Aktivis Laporkan Bank Kalsel ke KPK dan Kejagung, Soroti Dugaan Manipulasi Dana Rp5,1 Triliun

Terbaru

Banjarbaru – Polemik “salah input” dana mengendap Rp5,1 triliun yang disampaikan Bank Kalsel mulai bergulir ke ranah hukum. Aktivis sekaligus pengamat hukum, Badrul Ain Sanusi, melayangkan laporan resmi ke Komisi Pemberantasan Korupsi (KPK) dan Kejaksaan Agung (Kejagung), Senin (3/11/2025).

Menurut Badrul, dalih “kesalahan input” yang disampaikan Bank Kalsel justru memperkuat dugaan adanya manipulasi data keuangan yang berpotensi merugikan keuangan daerah. Ia menilai, kasus ini tidak bisa disederhanakan sebagai kelalaian teknis semata.

“Sistem perbankan tidak mungkin salah input sebesar itu tanpa ada kontrol berlapis. Kami menduga ada unsur kesengajaan dan kepentingan tertentu di balik dana deposito yang mengendap berikut bunganya,” tegas Badrul kepada wartawan, Minggu (2/11/2025).

Badrul mengungkapkan, hasil cross check dengan Bank Indonesia (BI) menunjukkan adanya ketidaksesuaian data antara laporan Bank Kalsel dengan realitas dana pemerintah daerah yang tersimpan. Ia menduga, praktik penyimpanan dana pemerintah dalam bentuk deposito di Bank Kalsel telah berlangsung lama dan melibatkan lebih dari satu pihak.

“Ini bukan kasus baru, hanya saja kali ini terkuak ke publik. Dana itu milik rakyat, bukan untuk dimainkan di meja bank. Harus ada audit forensik untuk mengungkap siapa yang diuntungkan,” ujarnya.
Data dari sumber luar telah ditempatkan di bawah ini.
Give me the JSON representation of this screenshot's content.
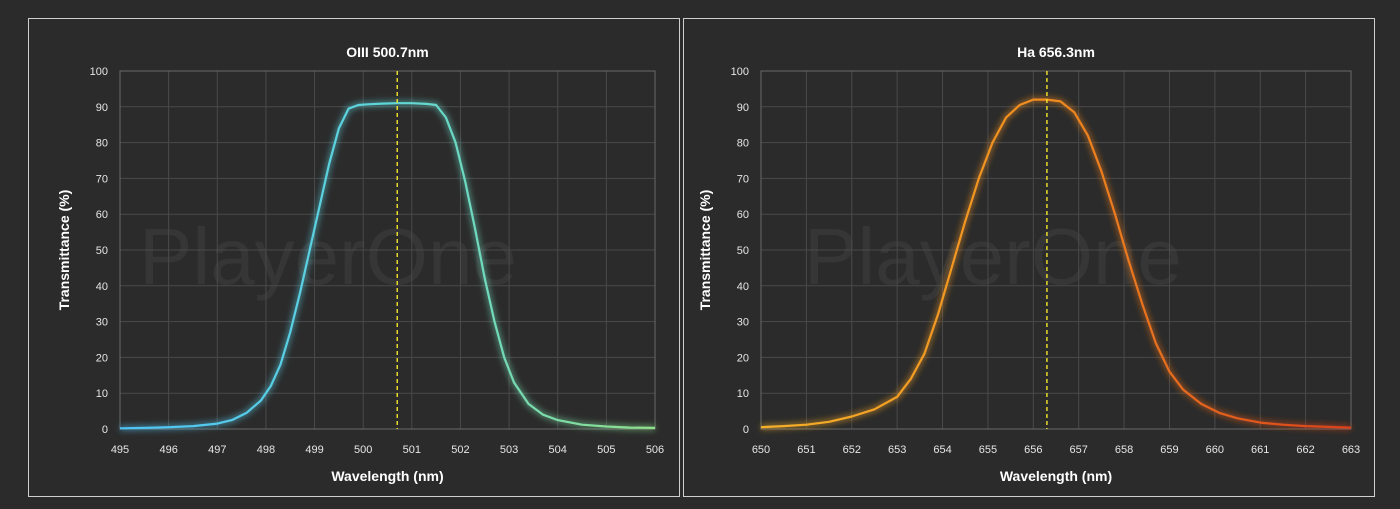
{
  "watermark": "PlayerOne",
  "chart_data": [
    {
      "type": "line",
      "title": "OIII 500.7nm",
      "xlabel": "Wavelength (nm)",
      "ylabel": "Transmittance (%)",
      "xlim": [
        495,
        506
      ],
      "ylim": [
        0,
        100
      ],
      "xticks": [
        495,
        496,
        497,
        498,
        499,
        500,
        501,
        502,
        503,
        504,
        505,
        506
      ],
      "yticks": [
        0,
        10,
        20,
        30,
        40,
        50,
        60,
        70,
        80,
        90,
        100
      ],
      "grid": true,
      "center_line": 500.7,
      "center_line_color": "#f5e62a",
      "gradient": [
        "#4fc3f7",
        "#5fd6d8",
        "#8fe08a"
      ],
      "series": [
        {
          "x": [
            495,
            495.5,
            496,
            496.5,
            497,
            497.3,
            497.6,
            497.9,
            498.1,
            498.3,
            498.5,
            498.7,
            498.9,
            499.1,
            499.3,
            499.5,
            499.7,
            499.9,
            500.1,
            500.4,
            500.7,
            501.0,
            501.3,
            501.5,
            501.7,
            501.9,
            502.1,
            502.3,
            502.5,
            502.7,
            502.9,
            503.1,
            503.4,
            503.7,
            504.0,
            504.5,
            505,
            505.5,
            506
          ],
          "y": [
            0.2,
            0.3,
            0.5,
            0.8,
            1.5,
            2.5,
            4.5,
            8,
            12,
            18,
            27,
            38,
            50,
            62,
            74,
            84,
            89.5,
            90.5,
            90.7,
            90.9,
            91,
            91,
            90.8,
            90.5,
            87,
            80,
            69,
            56,
            42,
            30,
            20,
            13,
            7,
            4,
            2.5,
            1.2,
            0.7,
            0.4,
            0.3
          ]
        }
      ]
    },
    {
      "type": "line",
      "title": "Ha 656.3nm",
      "xlabel": "Wavelength (nm)",
      "ylabel": "Transmittance (%)",
      "xlim": [
        650,
        663
      ],
      "ylim": [
        0,
        100
      ],
      "xticks": [
        650,
        651,
        652,
        653,
        654,
        655,
        656,
        657,
        658,
        659,
        660,
        661,
        662,
        663
      ],
      "yticks": [
        0,
        10,
        20,
        30,
        40,
        50,
        60,
        70,
        80,
        90,
        100
      ],
      "grid": true,
      "center_line": 656.3,
      "center_line_color": "#f5e62a",
      "gradient": [
        "#f5b12a",
        "#f08a1e",
        "#d9401a"
      ],
      "series": [
        {
          "x": [
            650,
            650.5,
            651,
            651.5,
            652,
            652.5,
            653,
            653.3,
            653.6,
            653.9,
            654.2,
            654.5,
            654.8,
            655.1,
            655.4,
            655.7,
            656.0,
            656.3,
            656.6,
            656.9,
            657.2,
            657.5,
            657.8,
            658.1,
            658.4,
            658.7,
            659.0,
            659.3,
            659.7,
            660.1,
            660.5,
            661,
            661.5,
            662,
            662.5,
            663
          ],
          "y": [
            0.5,
            0.8,
            1.2,
            2,
            3.5,
            5.5,
            9,
            14,
            21,
            32,
            45,
            58,
            70,
            80,
            87,
            90.5,
            92,
            92,
            91.5,
            88.5,
            82,
            72,
            60,
            47,
            35,
            24,
            16,
            11,
            7,
            4.5,
            3,
            1.8,
            1.2,
            0.8,
            0.6,
            0.4
          ]
        }
      ]
    }
  ]
}
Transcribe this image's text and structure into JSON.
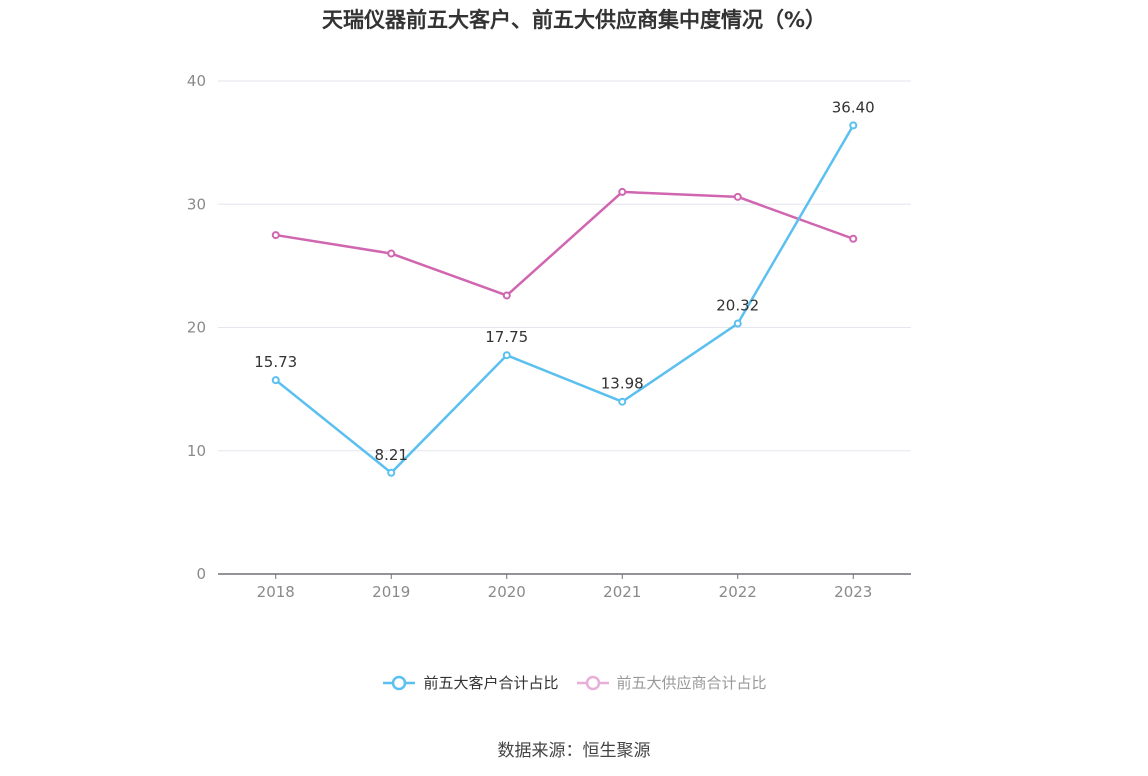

Badrul menilai, pernyataan saling berbeda antara Wali Kota Banjarbaru, Gubernur Kalsel, dan pihak Bank Kalsel justru menunjukkan adanya kekacauan tata kelola keuangan daerah. Ia menegaskan, lembaga perbankan daerah semestinya menjadi instrumen penopang pembangunan, bukan ladang spekulasi keuangan.

“Kalau dana daerah diputar untuk kepentingan kelompok tertentu, itu jelas pelanggaran hukum. Bank Kalsel harus bertanggung jawab secara transparan, dan aparat penegak hukum wajib turun tangan,” katanya.

Aktivis hukum ini mendesak agar KPK segera membentuk tim penyelidikan awal untuk memastikan ada atau tidaknya unsur tindak pidana korupsi.

Sementara itu, Direktur Utama Bank Kalsel, Fachrudin, saat dikonfirmasi melalui pesan WhatsApp, hanya memberikan jawaban singkat:

“Terima kasih, Pak,” tulisnya.

Hingga berita ini diterbitkan, pihak Bank Kalsel belum memberikan klarifikasi mendalam terkait duduk perkara “salah input” dana Rp5,1 triliun tersebut. Publik kini menunggu langkah tegas lembaga penegak hukum untuk menelusuri kemana sebenarnya uang rakyat itu berputar.